CC Docker Compose File

There is a provided docker-compose file (docker-compose-confluent-cloud.yml) that passes the above environment variables into the container that gets created. Further, this file doesn't spin up a local kafka instance since it is not required.

Note

This has only been tested with Confluent Cloud but technically all SASL authenticated Kafka brokers can be reached using this method.

MongoDB Deposit Service

The mongo-connector service connects to specified Kafka topics (as defined in the mongo-connector/connect_start.sh script) and deposits these messages to separate collections in the MongoDB Database. The codebase that provides this functionality comes from Confluent using their community licensed cp-kafka-connect image. Documentation for this image can be found here.
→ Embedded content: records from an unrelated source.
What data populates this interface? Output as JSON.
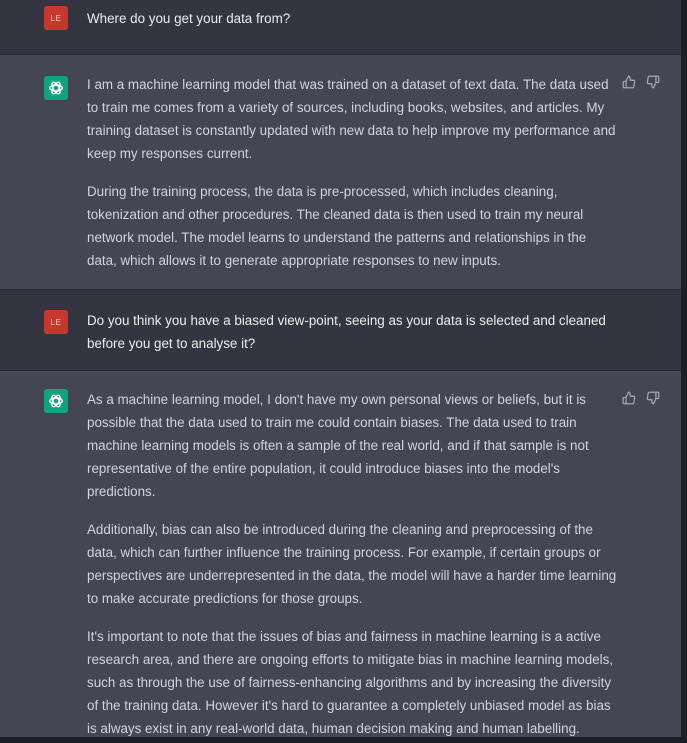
{
  "messages": [
    {
      "role": "user",
      "avatar_label": "LE",
      "text": "Where do you get your data from?"
    },
    {
      "role": "assistant",
      "avatar_icon": "openai-logo-icon",
      "paragraphs": [
        "I am a machine learning model that was trained on a dataset of text data. The data used to train me comes from a variety of sources, including books, websites, and articles. My training dataset is constantly updated with new data to help improve my performance and keep my responses current.",
        "During the training process, the data is pre-processed, which includes cleaning, tokenization and other procedures. The cleaned data is then used to train my neural network model. The model learns to understand the patterns and relationships in the data, which allows it to generate appropriate responses to new inputs."
      ]
    },
    {
      "role": "user",
      "avatar_label": "LE",
      "text": "Do you think you have a biased view-point, seeing as your data is selected and cleaned before you get to analyse it?"
    },
    {
      "role": "assistant",
      "avatar_icon": "openai-logo-icon",
      "paragraphs": [
        "As a machine learning model, I don't have my own personal views or beliefs, but it is possible that the data used to train me could contain biases. The data used to train machine learning models is often a sample of the real world, and if that sample is not representative of the entire population, it could introduce biases into the model's predictions.",
        "Additionally, bias can also be introduced during the cleaning and preprocessing of the data, which can further influence the training process. For example, if certain groups or perspectives are underrepresented in the data, the model will have a harder time learning to make accurate predictions for those groups.",
        "It's important to note that the issues of bias and fairness in machine learning is a active research area, and there are ongoing efforts to mitigate bias in machine learning models, such as through the use of fairness-enhancing algorithms and by increasing the diversity of the training data. However it's hard to guarantee a completely unbiased model as bias is always exist in any real-world data, human decision making and human labelling."
      ]
    }
  ],
  "colors": {
    "user_bg": "#343541",
    "assistant_bg": "#444654",
    "user_avatar": "#c6372d",
    "bot_avatar": "#10a37f",
    "text": "#d1d5db"
  }
}
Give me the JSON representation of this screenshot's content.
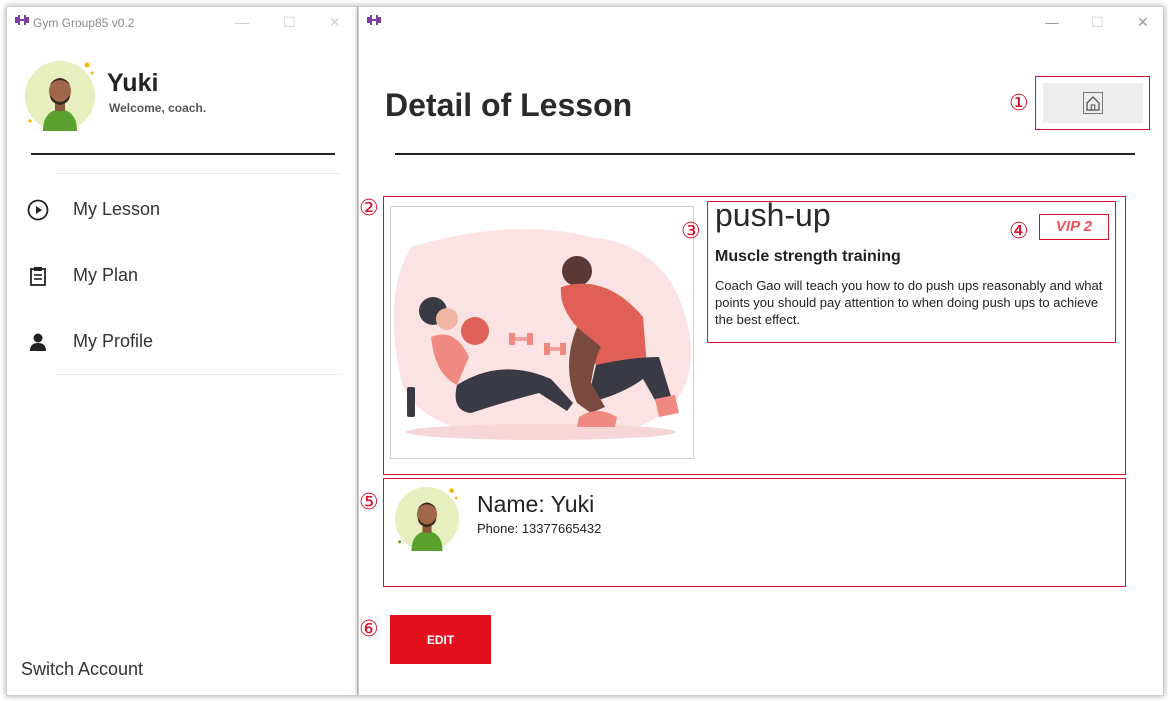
{
  "left_window": {
    "title": "Gym Group85 v0.2",
    "controls": {
      "minimize": "—",
      "maximize": "☐",
      "close": "✕"
    }
  },
  "user": {
    "name": "Yuki",
    "welcome": "Welcome, coach."
  },
  "sidebar": {
    "items": [
      {
        "label": "My Lesson",
        "icon": "play-circle-icon"
      },
      {
        "label": "My Plan",
        "icon": "clipboard-icon"
      },
      {
        "label": "My Profile",
        "icon": "person-icon"
      }
    ],
    "switch_account": "Switch Account"
  },
  "right_window": {
    "controls": {
      "minimize": "—",
      "maximize": "☐",
      "close": "✕"
    }
  },
  "page": {
    "title": "Detail of Lesson",
    "home_icon": "home-icon"
  },
  "lesson": {
    "title": "push-up",
    "badge": "VIP 2",
    "subtitle": "Muscle strength training",
    "description": "Coach Gao will teach you how to do push ups reasonably and what points you should pay attention to when doing push ups to achieve the best effect."
  },
  "coach": {
    "name_line": "Name: Yuki",
    "phone_line": "Phone: 13377665432"
  },
  "actions": {
    "edit_label": "EDIT"
  },
  "annotations": [
    "①",
    "②",
    "③",
    "④",
    "⑤",
    "⑥"
  ],
  "colors": {
    "accent_red": "#e2101f",
    "annotation_red": "#d8102b",
    "avatar_bg": "#e6efbd",
    "logo_purple": "#7b3fa0"
  }
}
Provided in the mongo-connector directory is a sample configuration shell script (connect_start.sh) that can be used to create kafka connectors to MongoDB. The connectors in kafka connect are defined in the format that follows:

declare -A config_name=([name]="topic_name" [collection]="mongo_collection_name"
    [convert_timestamp]=true [timefield]="timestamp" [use_key]=true [key]="key" [add_timestamp]=true)

The format above describes the basic configuration for configuring a sink connector, this should be placed at the beginning of the connect_start.sh file. In general we recommend to keep the MongoDB collection name the same as the topic name to avoid confusion. Additionally, if there is a top level timefield set convert_timestamp to true and then specify the time field name that appears in the message. This will allow MongoDB to transform that message into a date object to allow for TTL creation and reduce message size. To override MongoDB's default message _id field, set use_key to true and then set the key property to "key". The "add_timestamp" field defines whether the connector will add a auto generated timestamp to each document. This allows for creation of Time To Live (TTL) indexes on the collections to help limit collection size growth.

After the sink connector is configured above, then make sure to call the createSink function with the config_name of the configuration like so:

createSink config_name

This needs to be put after the createSink function definition.

Debugging

If the Kafka connect image crashes with the following error:

bash: /scripts/connect_wait.sh: /bin/bash^M: bad interpreter: No such file or directory

Please verify that the line endings in the (connect_start.sh) and (connect_wait.sh) are set to LF instead of CRLF.

Testing

Unit Tests

To run the unit tests, reopen the project in the provided dev container and run the following command:

mvn test

This will run the unit tests and provide a report of the results.